At length, even Cocoeni appeared satisfied that there were no more of the bashikonay hosts coming down this particular glen on that occasion. He therefore suggested that they might once more venture on terra firma, and place some decent space between themselves and the common enemy.

This prudent advice they hastily acted upon. Each man grasped his load firmly, and set off as fast as he could travel up the gorge, without standing upon the order of his going.

Traces of these awful ants were seen at every turn of the way. Beautifully polished and bran-new skeletons, large and small, were scattered about in every contorted attitude of the most excruciating agony.

Serpents with the tail-ends of their vertebrae in their jaws firmly clenched; centipedes, scorpions, and other creeping and venomous things exquisitely manipulated and polished of every fragment of corruptible matter lay about, perfectly cleaned, yet undisturbed, and not a joint out of place. Splendid museum specimens these were, going to waste.

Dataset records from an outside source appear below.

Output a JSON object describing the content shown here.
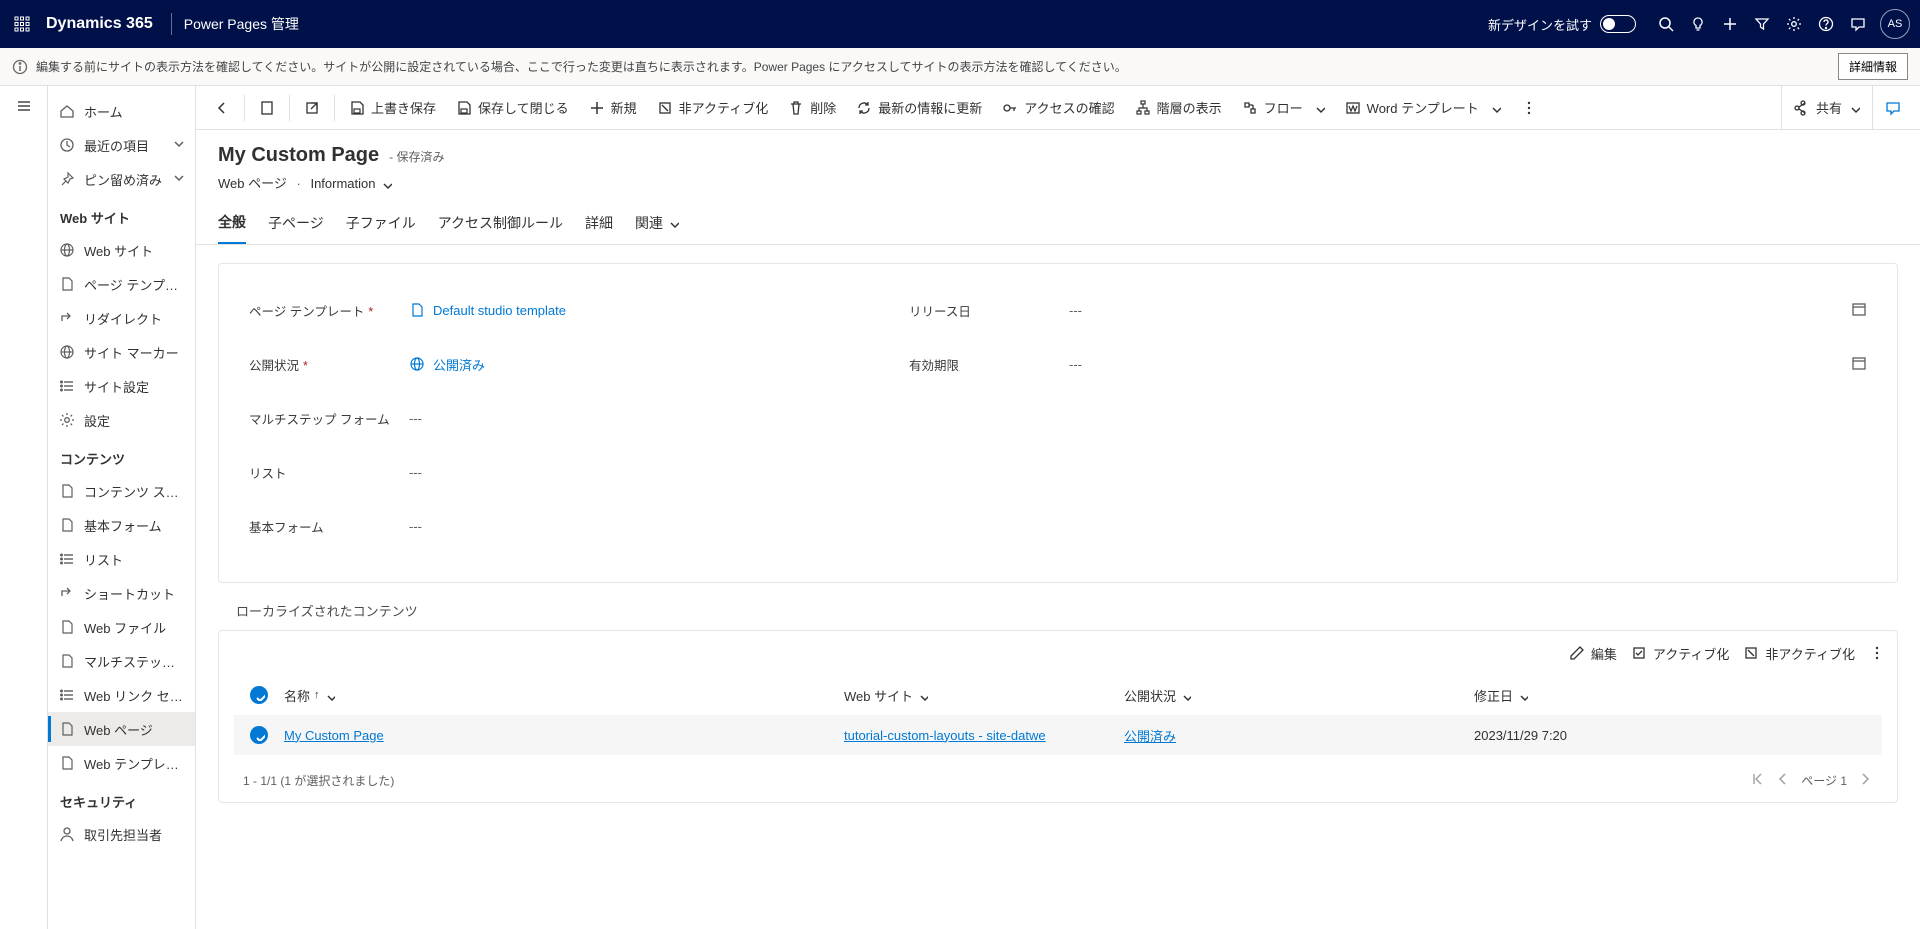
{
  "header": {
    "brand": "Dynamics 365",
    "subtitle": "Power Pages 管理",
    "tryNew": "新デザインを試す",
    "avatar": "AS"
  },
  "infobar": {
    "text": "編集する前にサイトの表示方法を確認してください。サイトが公開に設定されている場合、ここで行った変更は直ちに表示されます。Power Pages にアクセスしてサイトの表示方法を確認してください。",
    "button": "詳細情報"
  },
  "sidebar": {
    "top": {
      "home": "ホーム",
      "recent": "最近の項目",
      "pinned": "ピン留め済み"
    },
    "sections": {
      "websiteTitle": "Web サイト",
      "website": {
        "websites": "Web サイト",
        "pageTemplates": "ページ テンプレ…",
        "redirects": "リダイレクト",
        "siteMarkers": "サイト マーカー",
        "siteSettings": "サイト設定",
        "settings": "設定"
      },
      "contentTitle": "コンテンツ",
      "content": {
        "snippets": "コンテンツ スニ…",
        "basicForms": "基本フォーム",
        "lists": "リスト",
        "shortcuts": "ショートカット",
        "webFiles": "Web ファイル",
        "multistep": "マルチステップ …",
        "webLinkSets": "Web リンク セット",
        "webPages": "Web ページ",
        "webTemplates": "Web テンプレート"
      },
      "securityTitle": "セキュリティ",
      "security": {
        "contacts": "取引先担当者"
      }
    }
  },
  "commands": {
    "save": "上書き保存",
    "saveClose": "保存して閉じる",
    "new": "新規",
    "deactivate": "非アクティブ化",
    "delete": "削除",
    "refresh": "最新の情報に更新",
    "checkAccess": "アクセスの確認",
    "hierarchy": "階層の表示",
    "flow": "フロー",
    "wordTemplates": "Word テンプレート",
    "share": "共有"
  },
  "page": {
    "title": "My Custom Page",
    "saveState": "- 保存済み",
    "breadcrumb1": "Web ページ",
    "breadcrumb2": "Information"
  },
  "tabs": {
    "general": "全般",
    "childPages": "子ページ",
    "childFiles": "子ファイル",
    "accessRules": "アクセス制御ルール",
    "details": "詳細",
    "related": "関連"
  },
  "form": {
    "labels": {
      "pageTemplate": "ページ テンプレート",
      "publishState": "公開状況",
      "multistepForm": "マルチステップ フォーム",
      "list": "リスト",
      "basicForm": "基本フォーム",
      "releaseDate": "リリース日",
      "expiration": "有効期限"
    },
    "values": {
      "pageTemplate": "Default studio template",
      "publishState": "公開済み",
      "multistepForm": "---",
      "list": "---",
      "basicForm": "---",
      "releaseDate": "---",
      "expiration": "---"
    }
  },
  "localized": {
    "title": "ローカライズされたコンテンツ",
    "toolbar": {
      "edit": "編集",
      "activate": "アクティブ化",
      "deactivate": "非アクティブ化"
    },
    "columns": {
      "name": "名称",
      "website": "Web サイト",
      "publishState": "公開状況",
      "modified": "修正日"
    },
    "rows": [
      {
        "name": "My Custom Page",
        "website": "tutorial-custom-layouts - site-datwe",
        "publishState": "公開済み",
        "modified": "2023/11/29 7:20"
      }
    ],
    "footer": "1 - 1/1 (1 が選択されました)",
    "page": "ページ 1"
  }
}
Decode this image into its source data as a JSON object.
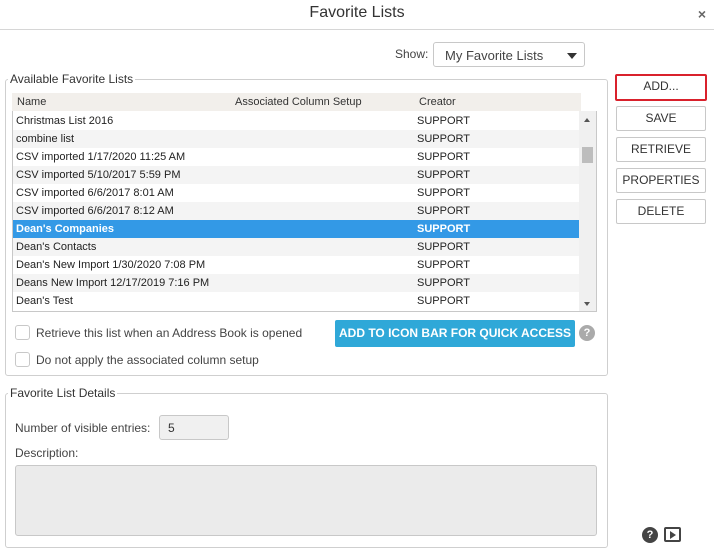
{
  "window": {
    "title": "Favorite Lists",
    "close_glyph": "×"
  },
  "show": {
    "label": "Show:",
    "selected": "My Favorite Lists"
  },
  "available": {
    "legend": "Available Favorite Lists",
    "columns": {
      "name": "Name",
      "setup": "Associated Column Setup",
      "creator": "Creator"
    },
    "rows": [
      {
        "name": "Christmas List 2016",
        "creator": "SUPPORT",
        "selected": false
      },
      {
        "name": "combine list",
        "creator": "SUPPORT",
        "selected": false
      },
      {
        "name": "CSV imported 1/17/2020 11:25 AM",
        "creator": "SUPPORT",
        "selected": false
      },
      {
        "name": "CSV imported 5/10/2017 5:59 PM",
        "creator": "SUPPORT",
        "selected": false
      },
      {
        "name": "CSV imported 6/6/2017 8:01 AM",
        "creator": "SUPPORT",
        "selected": false
      },
      {
        "name": "CSV imported 6/6/2017 8:12 AM",
        "creator": "SUPPORT",
        "selected": false
      },
      {
        "name": "Dean's Companies",
        "creator": "SUPPORT",
        "selected": true
      },
      {
        "name": "Dean's Contacts",
        "creator": "SUPPORT",
        "selected": false
      },
      {
        "name": "Dean's New Import 1/30/2020 7:08 PM",
        "creator": "SUPPORT",
        "selected": false
      },
      {
        "name": "Deans New Import 12/17/2019 7:16 PM",
        "creator": "SUPPORT",
        "selected": false
      },
      {
        "name": "Dean's Test",
        "creator": "SUPPORT",
        "selected": false
      }
    ],
    "retrieve_on_open_label": "Retrieve this list when an Address Book is opened",
    "no_column_setup_label": "Do not apply the associated column setup",
    "quick_access_button": "ADD TO ICON BAR FOR QUICK ACCESS"
  },
  "buttons": {
    "add": "ADD...",
    "save": "SAVE",
    "retrieve": "RETRIEVE",
    "properties": "PROPERTIES",
    "delete": "DELETE"
  },
  "details": {
    "legend": "Favorite List Details",
    "visible_entries_label": "Number of visible entries:",
    "visible_entries_value": "5",
    "description_label": "Description:",
    "description_value": ""
  },
  "colors": {
    "selected_row": "#3399e6",
    "quick_button": "#2fa8d8",
    "highlight_border": "#d9212c"
  }
}
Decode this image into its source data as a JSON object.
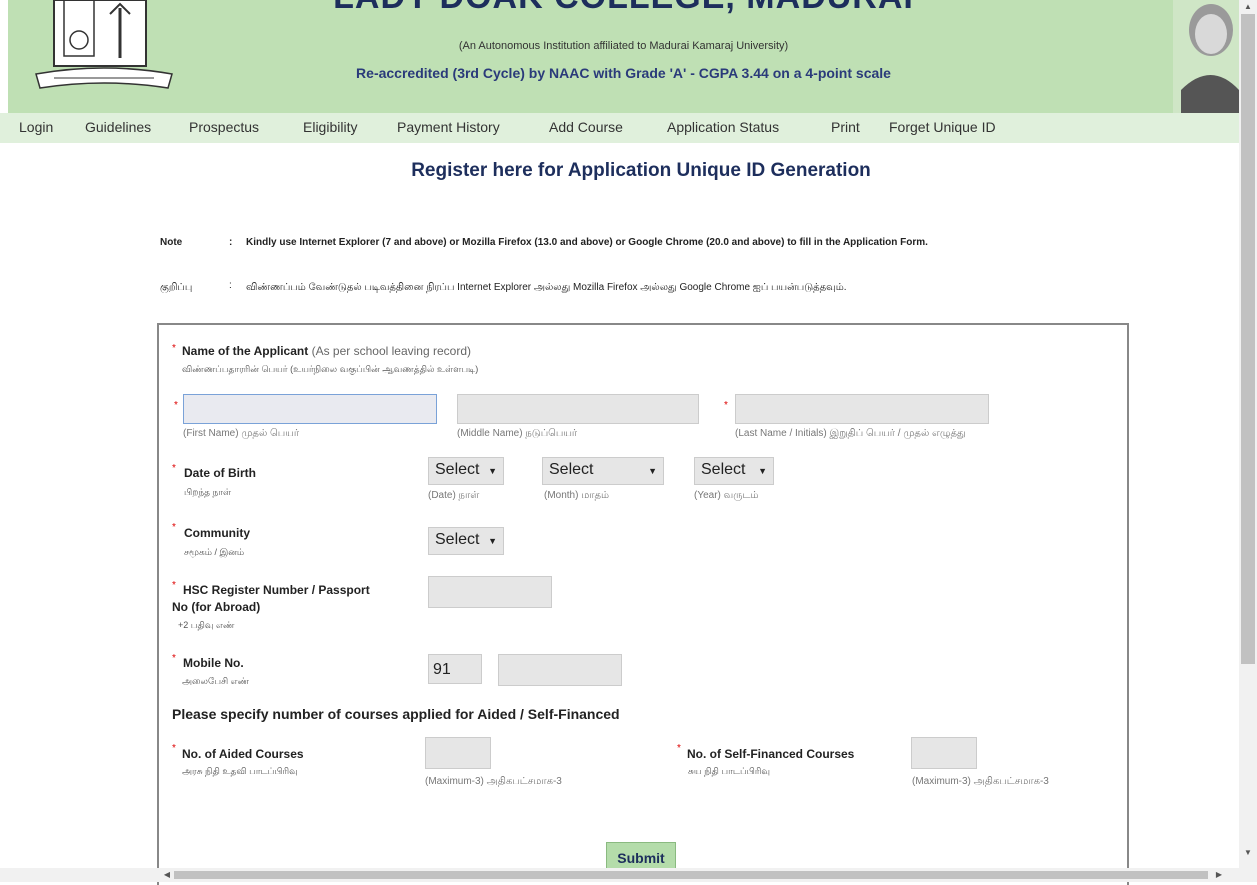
{
  "header": {
    "college_name": "LADY DOAK COLLEGE, MADURAI",
    "affiliation": "(An Autonomous Institution affiliated to Madurai Kamaraj University)",
    "accreditation": "Re-accredited (3rd Cycle) by NAAC with Grade 'A' - CGPA 3.44 on a 4-point scale",
    "bg_color": "#bfe0b4"
  },
  "nav": {
    "items": [
      "Login",
      "Guidelines",
      "Prospectus",
      "Eligibility",
      "Payment History",
      "Add Course",
      "Application Status",
      "Print",
      "Forget Unique ID"
    ]
  },
  "page_title": "Register here for Application Unique ID Generation",
  "note": {
    "label_en": "Note",
    "text_en": "Kindly use Internet Explorer (7 and above) or Mozilla Firefox (13.0 and above) or Google Chrome (20.0 and above) to fill in the Application Form.",
    "label_ta": "குறிப்பு",
    "text_ta": "விண்ணப்பம் வேண்டுதல் படிவத்தினை நிரப்ப Internet Explorer அல்லது Mozilla Firefox அல்லது Google Chrome ஐப் பயன்படுத்தவும்."
  },
  "form": {
    "name_label": "Name of the Applicant",
    "name_hint": "(As per school leaving record)",
    "name_ta": "விண்ணப்பதாரரின் பெயர் (உயர்நிலை வகுப்பின் ஆவணத்தில் உள்ளபடி)",
    "first_name_hint": "(First Name) முதல் பெயர்",
    "middle_name_hint": "(Middle Name) நடுப்பெயர்",
    "last_name_hint": "(Last Name / Initials) இறுதிப் பெயர் / முதல் எழுத்து",
    "dob_label": "Date of Birth",
    "dob_ta": "பிறந்த நாள்",
    "date_select": "Select",
    "month_select": "Select",
    "year_select": "Select",
    "date_hint": "(Date) நாள்",
    "month_hint": "(Month) மாதம்",
    "year_hint": "(Year) வருடம்",
    "community_label": "Community",
    "community_ta": "சமூகம் / இனம்",
    "community_select": "Select",
    "hsc_label_1": "HSC Register Number / Passport",
    "hsc_label_2": "No (for Abroad)",
    "hsc_ta": "+2 பதிவு எண்",
    "mobile_label": "Mobile No.",
    "mobile_ta": "அலைபேசி எண்",
    "mobile_code": "91",
    "courses_heading": "Please specify number of courses applied for Aided / Self-Financed",
    "aided_label": "No. of Aided Courses",
    "aided_ta": "அரசு நிதி உதவி பாடப்பிரிவு",
    "aided_hint": "(Maximum-3) அதிகபட்சமாக-3",
    "self_label": "No. of Self-Financed Courses",
    "self_ta": "சுய நிதி பாடப்பிரிவு",
    "self_hint": "(Maximum-3) அதிகபட்சமாக-3",
    "required_mark": "*",
    "submit_label": "Submit"
  }
}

Ned, even in his haste, could not help stooping and picking up a few of these as he ran along. He was astonished at the deadly dexterity and skill of those voracious workers. Not the most minute fragment of flesh, marrow, or sinew remained on any of those highly burnished bones. It was amazing and blood curdling. They had done all this without disturbing the order of their march. Each insect had snatched his bit in the passing, masticating it as he rushed onwards, while those following after had finished the gruesome task. It was numbers, with a fixed unity of purpose, which made the work compatible with speed. This was, as Ned said, the biggest co-operative concern that he had ever seen or read about.

“I hope these insect fiends are cannibalistic also in their habits, and that the whole tribe have gone on this locust expedition. It is something decidedly unpleasant to think that we may have to encounter them on our return.”

Nothing that they had experienced in the forest had been at all equal to the horror of those half-inch adversaries. As they passed those numerous and ghastly tokens of this most terrible foe, Ned and his chums mentally vowed that it would be better to push ahead, rather than retreat down that way too quickly again.

No animal that lived seemed too formidable to be able to resist them.

Before night came upon them and forced them to stop, they passed a group of skeletons terribly suggestive. They were those of a lion, a lioness, and two cubs. They had evidently been overtaken while sleeping in a little cavity, and devoured before they could move far away from each other. They lay in a circle, with the gravel torn up round them, in their impotent and maddening agony. The skeleton of the lion was on his back, completely curled up, with his thigh bone in his mouth. The lioness was sprawling with legs far apart, and the cubs in different positions, each indicative of torture.

That night they had to do without any fire, as there was no fuel to be found. Scarcely one of them slept, so unnerved had these sights made them. However, the darkness passed without any disturbance. Indeed, the silence of that long night was weird, for it seemed the silence of a universal death. Nothing broke it. No sigh of wind, no chirp of insect, not even the rustle of a night adder—only a deep and awful stillness that kept them awake with horrified expectancy.